D. Conclusions du comité
D. Conclusions du comité- 547. Le comité prend note des nouvelles allégations présentées par l’Union djiboutienne du travail (UDT). Il rappelle que la présente plainte a trait: 1) au refus du gouvernement de prendre les mesures nécessaires pour réintégrer, en 1995, des syndicalistes licenciés à la suite d’une grève de protestation contre les conséquences d’un programme d’ajustement structurel lancé par le FMI, et ce malgré un engagement en ce sens du gouvernement, en 2002; 2) au harcèlement répété de syndicalistes, aux arrestations et licenciements de dirigeants syndicaux et à la passivité de l’appareil judiciaire devant les plaintes des syndicalistes; 3) à l’adoption d’un nouveau Code du travail menant à la disparition d’un syndicalisme libre et indépendant; 4) au refoulement d’une mission internationale de solidarité syndicale, malgré les assurances formelles données par le ministre de l’Intérieur qu’il laisserait entrer librement la mission à Djibouti; et à l’arrestation et l’interrogatoire subséquents du seul membre de la mission autorisé à pénétrer dans le pays – un fonctionnaire du BIT.
- Eléments de faits
- 548. S’agissant des allégations relatives au refus de réintégrer les travailleurs licenciés suite à une grève, le comité avait noté que, selon les termes de l’accord conclu le 8 juillet 2002 entre la Direction du travail et des relations avec les partenaires sociaux et les dirigeants syndicalistes licenciés, le gouvernement s’était engagé à réintégrer les syndicalistes licenciés. Tout en demandant au gouvernement de s’assurer que tous les travailleurs souhaitant leur réintégration puissent l’obtenir, sans perte de salaire ni de bénéfices, et que ceux qui ne souhaitaient pas une réintégration puissent recevoir une compensation adéquate, le comité avait alors prié le gouvernement de lui fournir un complément d’information sur la situation de sept d’entre eux, à savoir: Abdoulfatah Hassan Ibrahim; Hachim Adawe Ladieh; Houssein Dirieh Gouled; Moussa Wais Ibrahim; Abdillahi Aden Ali; Habib Ahmed Doualeh et Bouha Daoud Ahmed. A cet égard, tout en prenant note des informations fournies par le gouvernement sur la situation d’Aden Mohamed Abdou et de Kamil Diraneh Hared qui auraient refusé les offres de réintégrations qui leur avaient été faites, le comité regrette de constater que le gouvernement ne fournit aucune réponse et le prie instamment de le faire.

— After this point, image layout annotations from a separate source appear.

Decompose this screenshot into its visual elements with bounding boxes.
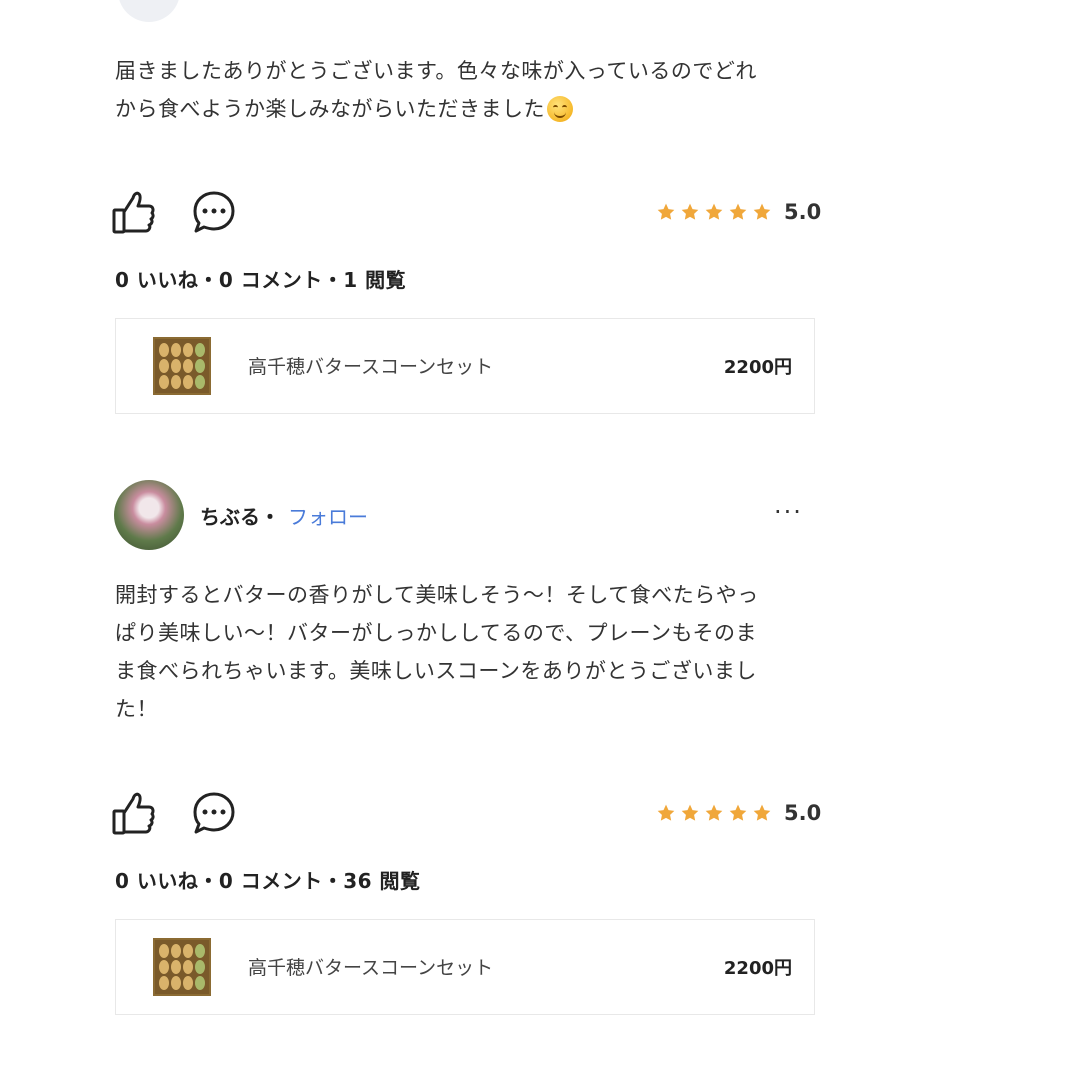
product-thumbnail [153, 938, 211, 996]
rating-value: 5.0 [784, 200, 822, 224]
thumbs-up-icon [112, 792, 155, 835]
like-button[interactable] [110, 188, 158, 236]
star-icon [729, 203, 747, 220]
product-name: 高千穂バタースコーンセット [248, 356, 494, 378]
more-icon[interactable]: ··· [774, 498, 803, 526]
star-icon [753, 804, 771, 821]
comment-button[interactable] [190, 789, 238, 837]
product-name: 高千穂バタースコーンセット [248, 957, 494, 979]
star-icon [705, 203, 723, 220]
comment-icon [193, 792, 235, 834]
review-text: 開封するとバターの香りがして美味しそう〜！そして食べたらやっ ぱり美味しい〜！バ… [115, 583, 759, 721]
thumbs-up-icon [112, 191, 155, 234]
user-avatar[interactable] [114, 480, 184, 550]
product-thumbnail [153, 337, 211, 395]
comment-button[interactable] [190, 188, 238, 236]
product-card[interactable]: 高千穂バタースコーンセット 2200円 [115, 318, 815, 414]
star-icon [657, 203, 675, 220]
rating: 5.0 [656, 200, 821, 224]
like-button[interactable] [110, 789, 158, 837]
previous-avatar[interactable] [118, 0, 180, 22]
username[interactable]: ちぶる・ [200, 501, 280, 530]
review-stats: 0 いいね・0 コメント・1 閲覧 [115, 268, 407, 292]
star-icon [729, 804, 747, 821]
product-card[interactable]: 高千穂バタースコーンセット 2200円 [115, 919, 815, 1015]
product-price: 2200円 [723, 357, 792, 378]
review-text: 届きましたありがとうございます。色々な味が入っているのでどれ から食べようか楽し… [115, 59, 757, 122]
star-icon [753, 203, 771, 220]
review-stats: 0 いいね・0 コメント・36 閲覧 [115, 869, 421, 893]
star-icon [681, 203, 699, 220]
rating-value: 5.0 [784, 801, 822, 825]
follow-button[interactable]: フォロー [288, 501, 368, 530]
product-price: 2200円 [723, 958, 792, 979]
star-icon [681, 804, 699, 821]
comment-icon [193, 191, 235, 233]
smile-emoji-icon [547, 96, 573, 122]
star-icon [705, 804, 723, 821]
star-icon [657, 804, 675, 821]
rating: 5.0 [656, 801, 821, 825]
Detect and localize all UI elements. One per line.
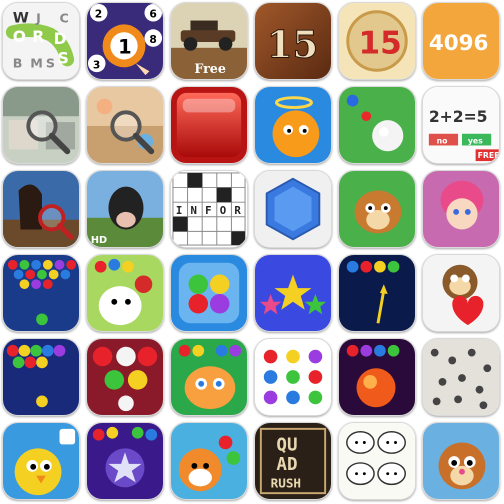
- fifteen-red-puzzle-app-icon[interactable]: 15: [338, 2, 416, 80]
- hidden-kitchen-app-icon[interactable]: [2, 86, 80, 164]
- word-search-app-icon[interactable]: W J C O R D S B M S: [2, 2, 80, 80]
- svg-text:FREE: FREE: [478, 151, 499, 160]
- svg-text:no: no: [437, 137, 449, 146]
- svg-text:RUSH: RUSH: [271, 475, 301, 490]
- svg-text:R: R: [234, 204, 241, 217]
- squirrel-match-app-icon[interactable]: [338, 170, 416, 248]
- raccoon-match-app-icon[interactable]: [170, 422, 248, 500]
- quad-rush-app-icon[interactable]: QU AD RUSH: [254, 422, 332, 500]
- svg-text:O: O: [220, 204, 226, 217]
- free-label: Free: [194, 61, 226, 76]
- svg-text:3: 3: [93, 58, 100, 71]
- bubble-shooter-dark-app-icon[interactable]: [2, 254, 80, 332]
- hidden-warrior-app-icon[interactable]: [2, 170, 80, 248]
- star-bubble-app-icon[interactable]: [86, 422, 164, 500]
- hidden-objects-farm-app-icon[interactable]: HD: [86, 170, 164, 248]
- svg-text:15: 15: [267, 23, 319, 67]
- letter-w: W: [13, 9, 29, 26]
- svg-text:4096: 4096: [429, 31, 489, 56]
- chipmunk-app-icon[interactable]: [422, 422, 500, 500]
- svg-text:yes: yes: [468, 137, 483, 146]
- svg-text:2: 2: [95, 8, 102, 21]
- hidden-objects-kids-app-icon[interactable]: [86, 86, 164, 164]
- crossword-app-icon[interactable]: I N F O R: [170, 170, 248, 248]
- svg-text:HD: HD: [91, 235, 107, 246]
- svg-text:S: S: [58, 49, 69, 67]
- svg-text:F: F: [205, 204, 211, 217]
- svg-text:8: 8: [149, 33, 156, 46]
- svg-text:C: C: [60, 10, 69, 25]
- dots-grid-app-icon[interactable]: [254, 338, 332, 416]
- svg-text:QU: QU: [276, 435, 297, 455]
- svg-text:S: S: [46, 55, 55, 70]
- fifteen-wood-puzzle-app-icon[interactable]: 15: [254, 2, 332, 80]
- svg-text:2+2=5: 2+2=5: [429, 108, 488, 126]
- svg-text:R: R: [32, 28, 44, 46]
- cat-crush-app-icon[interactable]: [170, 338, 248, 416]
- dumpling-faces-app-icon[interactable]: [338, 422, 416, 500]
- svg-text:I: I: [176, 204, 182, 217]
- svg-text:M: M: [30, 55, 43, 70]
- monkey-heart-app-icon[interactable]: [422, 254, 500, 332]
- svg-text:6: 6: [149, 8, 156, 21]
- fireball-bubble-app-icon[interactable]: [338, 338, 416, 416]
- bingo-pool-app-icon[interactable]: 2 6 8 1 3: [86, 2, 164, 80]
- orange-angel-ball-app-icon[interactable]: [254, 86, 332, 164]
- bubble-arrow-app-icon[interactable]: [338, 254, 416, 332]
- blue-hexagon-app-icon[interactable]: [254, 170, 332, 248]
- svg-text:AD: AD: [276, 455, 297, 475]
- star-blast-app-icon[interactable]: [254, 254, 332, 332]
- game-4096-app-icon[interactable]: 4096: [422, 2, 500, 80]
- birds-bubble-app-icon[interactable]: [86, 338, 164, 416]
- fairy-girl-app-icon[interactable]: [422, 170, 500, 248]
- svg-text:D: D: [54, 30, 67, 48]
- red-jelly-block-app-icon[interactable]: [170, 86, 248, 164]
- yellow-bird-app-icon[interactable]: [2, 422, 80, 500]
- pool-ball-app-icon[interactable]: [338, 86, 416, 164]
- svg-text:N: N: [190, 204, 196, 217]
- pet-bubble-app-icon[interactable]: [86, 254, 164, 332]
- app-icon-grid: W J C O R D S B M S 2 6 8 1 3 Free 15 15…: [0, 0, 504, 504]
- hill-climb-app-icon[interactable]: Free: [170, 2, 248, 80]
- svg-text:15: 15: [358, 26, 401, 62]
- svg-text:B: B: [13, 55, 23, 70]
- metal-balls-app-icon[interactable]: [422, 338, 500, 416]
- bubble-shooter-night-app-icon[interactable]: [2, 338, 80, 416]
- math-quiz-app-icon[interactable]: 2+2=5 no yes FREE: [422, 86, 500, 164]
- svg-text:O: O: [13, 28, 26, 46]
- color-balls-app-icon[interactable]: [170, 254, 248, 332]
- svg-text:1: 1: [118, 36, 132, 59]
- svg-text:J: J: [35, 10, 41, 25]
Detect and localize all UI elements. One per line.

- 549. S’agissant des points qu’il abordait à l’alinéa b) de ses recommandations, le comité note avec regret que le gouvernement n’a pas répondu aux allégations de harcèlement et de licenciements abusifs dont sont victimes les dirigeants syndicaux. Le comité demande instamment au gouvernement de diligenter rapidement une enquête indépendante sur les allégations de harcèlement et de licenciements de dirigeants syndicaux ainsi que sur les pressions dont serait victime leur entourage et, si elles s’avèrent fondées, de prendre immédiatement les mesures nécessaires pour mettre fin à ces actes de discrimination et de harcèlement, et de sanctionner les personnes responsables.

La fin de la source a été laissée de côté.